Tudor Revival House

Protected by a heritage overlay, Warc Studio was tasked to upgrade the existing features of a Melbourne tudor while opening up the interior to the rear of the home.

  • Year 2018
  • Location Melbourne, Australia,
  • Type House,
  • This project is for alterations and additions to a wonderful two storey Tudor Revival residence that was originally constructed in Eastern Melbourne during the inter war period. It is located in an area that the practice director is highly familiar with, having attended school very nearby.

    To our lament, over the last 20 years, much of the original housing stock in the area has been sanitised and replaced by ubiquitous “neo provincial” McMansions and “Palladian Masterpieces”. Fortunately, this residence with its features of picturesque massing and rustic façade treatment have been protected by a heritage overlay. We felt privileged to work on this building. The existing residence had already undergone numerous renovations to the rear which had left a series of “rabbit warren” passages that divorced the internal spaces from the rear garden and pool.

    The brief requirements were to upgrade the existing facilities and open the interior to the rear of the house. The design intent was to create a series of new spaces that were derived from a contemporary interpretation of the existing picturesque massing and gabled roof forms. The rear two storey additions were derived by “borrowing” an existing asymmetrical gabled form from the side of the house and placing it on rear. A void was then cut into the asymmetrical mass to create an outdoor dining area. A solid / void dichotomy was subsequently created by placing the shape of the void form onto the existing garage to provide it with a useable area.

    Upon entering the house, the existing rooms connected to the existing entry were all retained. A short new passageway was inserted beside the existing staircase to connect the entry hall with the new living spaces and rear garden.

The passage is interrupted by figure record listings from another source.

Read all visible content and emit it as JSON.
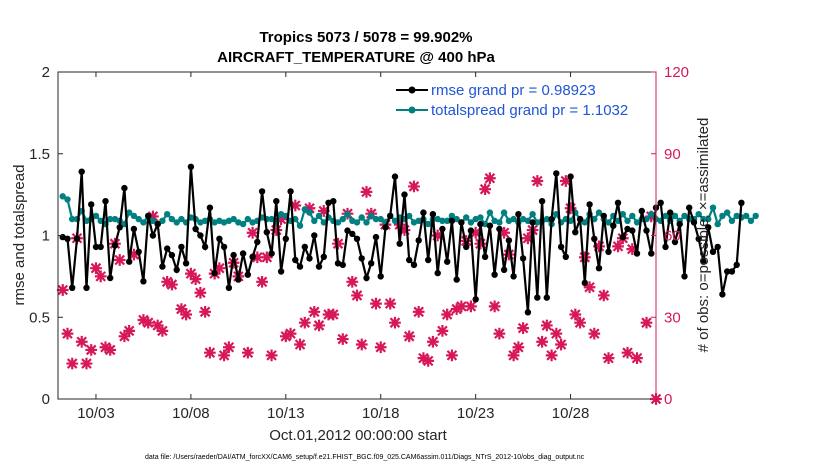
{
  "colors": {
    "rmse": "#000000",
    "spread": "#008080",
    "obs": "#d6185a",
    "legend_text": "#1f55d6",
    "axis": "#262626"
  },
  "chart_data": {
    "type": "line",
    "title": "Tropics 5073 / 5078 = 99.902%",
    "subtitle": "AIRCRAFT_TEMPERATURE @ 400 hPa",
    "xlabel": "Oct.01,2012 00:00:00 start",
    "ylabel": "rmse and totalspread",
    "y2label": "# of obs: o=possible; ×=assimilated",
    "footer": "data file: /Users/raeder/DAI/ATM_forcXX/CAM6_setup/f.e21.FHIST_BGC.f09_025.CAM6assim.011/Diags_NTrS_2012-10/obs_diag_output.nc",
    "xlim": [
      1.0,
      32.5
    ],
    "ylim": [
      0,
      2
    ],
    "y2lim": [
      0,
      120
    ],
    "xticks": [
      3,
      8,
      13,
      18,
      23,
      28
    ],
    "xtick_labels": [
      "10/03",
      "10/08",
      "10/13",
      "10/18",
      "10/23",
      "10/28"
    ],
    "yticks": [
      0,
      0.5,
      1,
      1.5,
      2
    ],
    "ytick_labels": [
      "0",
      "0.5",
      "1",
      "1.5",
      "2"
    ],
    "y2ticks": [
      0,
      30,
      60,
      90,
      120
    ],
    "y2tick_labels": [
      "0",
      "30",
      "60",
      "90",
      "120"
    ],
    "x_start": 1.25,
    "x_step": 0.25,
    "series": [
      {
        "name": "rmse grand pr = 0.98923",
        "axis": "left",
        "values": [
          0.99,
          0.98,
          0.68,
          0.98,
          1.39,
          0.68,
          1.19,
          0.93,
          0.93,
          1.21,
          0.74,
          0.94,
          1.05,
          1.29,
          0.84,
          1.04,
          0.9,
          0.72,
          1.12,
          1.0,
          1.07,
          0.81,
          0.92,
          0.88,
          0.79,
          0.93,
          0.83,
          1.42,
          1.04,
          1.0,
          0.93,
          1.17,
          0.77,
          0.98,
          0.93,
          0.68,
          0.88,
          0.73,
          0.89,
          0.76,
          0.87,
          0.96,
          1.27,
          1.02,
          0.89,
          1.21,
          0.78,
          0.98,
          1.27,
          0.85,
          0.81,
          0.93,
          0.86,
          1.0,
          0.81,
          0.87,
          1.2,
          1.21,
          0.83,
          0.82,
          1.03,
          1.01,
          0.98,
          0.86,
          0.74,
          0.83,
          0.99,
          0.75,
          1.05,
          1.12,
          1.36,
          0.95,
          1.25,
          0.85,
          0.82,
          0.97,
          1.14,
          0.85,
          1.13,
          0.77,
          1.04,
          0.84,
          1.09,
          0.73,
          1.08,
          0.93,
          1.03,
          0.61,
          1.07,
          0.87,
          1.06,
          0.76,
          1.04,
          0.79,
          0.97,
          0.75,
          1.13,
          0.86,
          0.53,
          1.08,
          0.62,
          1.21,
          0.62,
          1.1,
          1.38,
          0.93,
          0.87,
          1.36,
          1.02,
          1.1,
          0.71,
          1.19,
          0.98,
          0.8,
          1.12,
          0.9,
          1.06,
          1.2,
          0.99,
          1.04,
          1.03,
          0.89,
          1.15,
          1.03,
          0.89,
          1.17,
          1.2,
          0.93,
          1.14,
          0.96,
          1.07,
          0.75,
          1.17,
          1.08,
          0.98,
          0.84,
          1.05,
          0.9,
          0.93,
          0.64,
          0.78,
          0.78,
          0.82,
          1.2
        ]
      },
      {
        "name": "totalspread grand pr = 1.1032",
        "axis": "left",
        "values": [
          1.24,
          1.22,
          1.1,
          1.1,
          1.15,
          1.09,
          1.1,
          1.12,
          1.09,
          1.07,
          1.1,
          1.1,
          1.09,
          1.07,
          1.14,
          1.12,
          1.1,
          1.08,
          1.12,
          1.09,
          1.07,
          1.09,
          1.13,
          1.1,
          1.08,
          1.1,
          1.08,
          1.11,
          1.1,
          1.08,
          1.09,
          1.1,
          1.08,
          1.09,
          1.08,
          1.09,
          1.1,
          1.08,
          1.07,
          1.1,
          1.08,
          1.09,
          1.11,
          1.1,
          1.1,
          1.08,
          1.13,
          1.12,
          1.09,
          1.1,
          1.06,
          1.16,
          1.14,
          1.09,
          1.12,
          1.08,
          1.11,
          1.09,
          1.08,
          1.1,
          1.13,
          1.09,
          1.08,
          1.11,
          1.08,
          1.12,
          1.1,
          1.1,
          1.08,
          1.12,
          1.09,
          1.11,
          1.1,
          1.12,
          1.08,
          1.09,
          1.1,
          1.07,
          1.1,
          1.1,
          1.09,
          1.09,
          1.12,
          1.1,
          1.08,
          1.11,
          1.08,
          1.1,
          1.11,
          1.07,
          1.14,
          1.09,
          1.08,
          1.14,
          1.09,
          1.1,
          1.08,
          1.1,
          1.09,
          1.13,
          1.08,
          1.09,
          1.1,
          1.07,
          1.13,
          1.08,
          1.1,
          1.09,
          1.14,
          1.1,
          1.08,
          1.13,
          1.1,
          1.14,
          1.1,
          1.08,
          1.12,
          1.09,
          1.13,
          1.09,
          1.12,
          1.08,
          1.1,
          1.1,
          1.13,
          1.1,
          1.09,
          1.12,
          1.09,
          1.12,
          1.09,
          1.12,
          1.1,
          1.1,
          1.13,
          1.1,
          1.1,
          1.17,
          1.07,
          1.12,
          1.14,
          1.09,
          1.12,
          1.11,
          1.12,
          1.09,
          1.12
        ]
      }
    ],
    "obs_series": {
      "name": "# of obs (assimilated)",
      "axis": "right",
      "points": [
        [
          1.25,
          40
        ],
        [
          1.5,
          24
        ],
        [
          1.75,
          13
        ],
        [
          2.0,
          59
        ],
        [
          2.25,
          21
        ],
        [
          2.5,
          13
        ],
        [
          2.75,
          18
        ],
        [
          3.0,
          48
        ],
        [
          3.25,
          45
        ],
        [
          3.5,
          19
        ],
        [
          3.75,
          18
        ],
        [
          4.0,
          57
        ],
        [
          4.25,
          51
        ],
        [
          4.5,
          23
        ],
        [
          4.75,
          25
        ],
        [
          5.0,
          53
        ],
        [
          5.5,
          29
        ],
        [
          5.75,
          28
        ],
        [
          6.0,
          67
        ],
        [
          6.25,
          27
        ],
        [
          6.5,
          25
        ],
        [
          6.75,
          43
        ],
        [
          7.0,
          42
        ],
        [
          7.5,
          33
        ],
        [
          7.75,
          31
        ],
        [
          8.0,
          46
        ],
        [
          8.25,
          44
        ],
        [
          8.5,
          39
        ],
        [
          8.75,
          32
        ],
        [
          9.0,
          17
        ],
        [
          9.25,
          46
        ],
        [
          9.5,
          48
        ],
        [
          9.75,
          16
        ],
        [
          10.0,
          19
        ],
        [
          10.25,
          50
        ],
        [
          10.5,
          45
        ],
        [
          11.0,
          17
        ],
        [
          11.25,
          61
        ],
        [
          11.5,
          52
        ],
        [
          11.75,
          43
        ],
        [
          12.0,
          52
        ],
        [
          12.25,
          16
        ],
        [
          12.5,
          62
        ],
        [
          12.75,
          66
        ],
        [
          13.0,
          23
        ],
        [
          13.25,
          24
        ],
        [
          13.5,
          71
        ],
        [
          13.75,
          20
        ],
        [
          14.0,
          28
        ],
        [
          14.25,
          70
        ],
        [
          14.5,
          32
        ],
        [
          14.75,
          27
        ],
        [
          15.0,
          69
        ],
        [
          15.25,
          31
        ],
        [
          15.5,
          31
        ],
        [
          15.75,
          57
        ],
        [
          16.0,
          22
        ],
        [
          16.25,
          68
        ],
        [
          16.5,
          43
        ],
        [
          16.75,
          38
        ],
        [
          17.0,
          20
        ],
        [
          17.25,
          76
        ],
        [
          17.5,
          68
        ],
        [
          17.75,
          35
        ],
        [
          18.0,
          19
        ],
        [
          18.25,
          64
        ],
        [
          18.5,
          35
        ],
        [
          18.75,
          28
        ],
        [
          19.0,
          64
        ],
        [
          19.25,
          62
        ],
        [
          19.5,
          23
        ],
        [
          19.75,
          78
        ],
        [
          20.0,
          32
        ],
        [
          20.25,
          15
        ],
        [
          20.5,
          14
        ],
        [
          20.75,
          21
        ],
        [
          21.0,
          60
        ],
        [
          21.25,
          25
        ],
        [
          21.5,
          31
        ],
        [
          21.75,
          16
        ],
        [
          22.0,
          33
        ],
        [
          22.25,
          34
        ],
        [
          22.5,
          58
        ],
        [
          22.75,
          34
        ],
        [
          23.0,
          61
        ],
        [
          23.25,
          57
        ],
        [
          23.5,
          77
        ],
        [
          23.75,
          81
        ],
        [
          24.0,
          34
        ],
        [
          24.25,
          24
        ],
        [
          24.5,
          61
        ],
        [
          24.75,
          53
        ],
        [
          25.0,
          16
        ],
        [
          25.25,
          19
        ],
        [
          25.5,
          26
        ],
        [
          25.75,
          59
        ],
        [
          26.0,
          62
        ],
        [
          26.25,
          80
        ],
        [
          26.5,
          21
        ],
        [
          26.75,
          27
        ],
        [
          27.0,
          16
        ],
        [
          27.25,
          24
        ],
        [
          27.5,
          20
        ],
        [
          27.75,
          80
        ],
        [
          28.0,
          70
        ],
        [
          28.25,
          31
        ],
        [
          28.5,
          28
        ],
        [
          28.75,
          52
        ],
        [
          29.0,
          41
        ],
        [
          29.25,
          24
        ],
        [
          29.5,
          56
        ],
        [
          29.75,
          38
        ],
        [
          30.0,
          15
        ],
        [
          30.5,
          56
        ],
        [
          30.75,
          59
        ],
        [
          31.0,
          17
        ],
        [
          31.25,
          55
        ],
        [
          31.5,
          15
        ],
        [
          32.0,
          28
        ],
        [
          32.25,
          67
        ],
        [
          32.5,
          0
        ]
      ]
    }
  }
}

As a counterpoint to the somewhat heavy “Saxon” existing interior, this passage was lined with polished white panels that reflect light and mirror views from the rear garden. The living areas features: moments where the existing raw brickwork and openings have been retained; a series of built in cabinetry that frames the views to the pool; skylights to enable natural light to the spaces that typically have a Southern aspect, and; pivoting door panels that subtly open ancillary spaces to the laundry and powder rooms.

    The outdoor dining area becomes a social hub that connects the interior and exterior spaces. It features a sunken dining area where the deck morphs into built in seating. Sliding door panels conceal a built in BBQ when it is not in use. An operable timber screen masks the West facing laundry façade to mitigate the passive solar radiation of the harsh Western afternoon light.

    Sustainable measures employed on this project include: reuse of all available existing brickwork; use of second hand brickwork for any additional bricks; high insulation levels; double glazing to all doors and fixed windows; louvred windows to maximise cross flow ventilation; openable screening to the West facing laundry; locally and sustainably harvested hardwood flooring; low VOC floor finishes; hydronic heating.